Une analyse a été réalisée en 2007 par des épidémiologistes dentaires à Toulouse, en France, à partir de 17 études sur les maladies parodontales et les naissances prématurées datant de 1996 et menées auprès de plus de 7 000 femmes enceintes ; selon les conclusions de cette analyse, il existe un « lien probable » entre les maladies des gencives et les naissances prématurées, mais davantage de recherches doivent être menées dans ce domaine.
D’après M. Offenbacher, en effet, les accouchements avant terme et les accouchements d’enfants mort-nés ont de nombreuses causes et il est difficile d’isoler un risque d’un autre.
Les traitements
De plus en plus de recherches démontrent toutefois que les traitements efficaces du parodonte permettent de réduire les naissances prématurées, selon l’université de Pennsylvanie, qui a mené, dans ce domaine, une étude, présentée récemment, auprès de 872 femmes enceintes, atteintes ou non d’affections de ce type.

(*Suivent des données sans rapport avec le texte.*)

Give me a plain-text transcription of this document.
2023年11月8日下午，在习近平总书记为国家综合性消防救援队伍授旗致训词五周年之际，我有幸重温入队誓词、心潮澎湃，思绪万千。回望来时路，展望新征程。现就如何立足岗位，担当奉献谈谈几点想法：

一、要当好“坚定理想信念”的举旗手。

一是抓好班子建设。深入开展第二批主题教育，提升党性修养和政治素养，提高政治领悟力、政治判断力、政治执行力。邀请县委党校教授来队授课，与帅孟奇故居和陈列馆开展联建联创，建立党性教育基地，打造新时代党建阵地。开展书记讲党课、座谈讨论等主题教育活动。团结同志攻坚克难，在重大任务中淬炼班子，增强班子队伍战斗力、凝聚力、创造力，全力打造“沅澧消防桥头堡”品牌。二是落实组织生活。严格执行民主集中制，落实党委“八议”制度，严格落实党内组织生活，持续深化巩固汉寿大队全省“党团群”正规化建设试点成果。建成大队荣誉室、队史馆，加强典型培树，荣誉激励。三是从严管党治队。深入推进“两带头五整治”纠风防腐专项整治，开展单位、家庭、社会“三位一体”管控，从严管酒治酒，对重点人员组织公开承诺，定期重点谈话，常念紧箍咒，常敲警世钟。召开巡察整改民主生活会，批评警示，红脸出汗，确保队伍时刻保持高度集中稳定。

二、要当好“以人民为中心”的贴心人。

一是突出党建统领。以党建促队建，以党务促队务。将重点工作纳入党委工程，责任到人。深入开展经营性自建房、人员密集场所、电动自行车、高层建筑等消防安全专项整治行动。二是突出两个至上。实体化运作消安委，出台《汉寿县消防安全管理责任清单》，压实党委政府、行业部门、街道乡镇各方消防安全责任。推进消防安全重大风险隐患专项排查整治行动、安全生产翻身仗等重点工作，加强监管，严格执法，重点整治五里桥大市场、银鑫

Parmi ces femmes, 23 pour cent de celles qui étaient atteintes d’affections des gencives ont accouché avant 35 semaines, contre sept pour cent de celles qui ne souffraient pas des mêmes affections.
Celles qui ont reçu un traitement affichaient en revanche une incidence plus faible, et médicalement « significative », des naissances prématurées, a expliqué à IRIN Marjorie Jeffcoat, chercheuse principale. « Nous pensons que ces résultats pourraient s’appliquer aux bébés du monde entier, et nous serions heureux de collaborer avec tous les médecins qui souhaiteraient étudier cet effet dans leur pays ».
La Sierra Leone
En Sierra Leone, pays qui affiche un des taux de mortalité des nourrissons les plus élevés au monde (159 pour 1 000 naissances vivantes, d’après les statistiques gouvernementales les plus récentes, publiées en 2006), le ministère de la Santé ne considère pas les affections du parodonte comme un risque important au cours de la grossesse. Pour S.A.S. Kargbo, le spécialiste de la santé reproductive du ministère, qui déclare n’avoir connaissance d’aucun cas de ce type, l’association des affections du parodonte et des complications obstétricales n’est rien de plus qu’une « hypothèse ».
Mais sans études épidémiologiques et sans les ressources humaines nécessaires, il est difficile de prouver l’existence d’un lien entre les affections du parodonte et les complications obstétricales, a expliqué M. Han à IRIN. « Et sans ces données en main, il est difficile de convaincre les pays de consacrer davantage de ressources aux soins du parodonte pour réduire leurs taux de mortalité des nourrissons ».
La Sierra Leone comptait cinq dentistes (soit environ un pour un million d’habitants) en 2004, selon les derniers registres gouvernementaux consultables.
« Si un pays est déterminé à réduire son taux de mortalité des nourrissons, les affections du parodonte sont un risque bien démontré, qui peut provoquer l’échec d’une grossesse saine et mérite un examen plus approfondi », selon M. Han.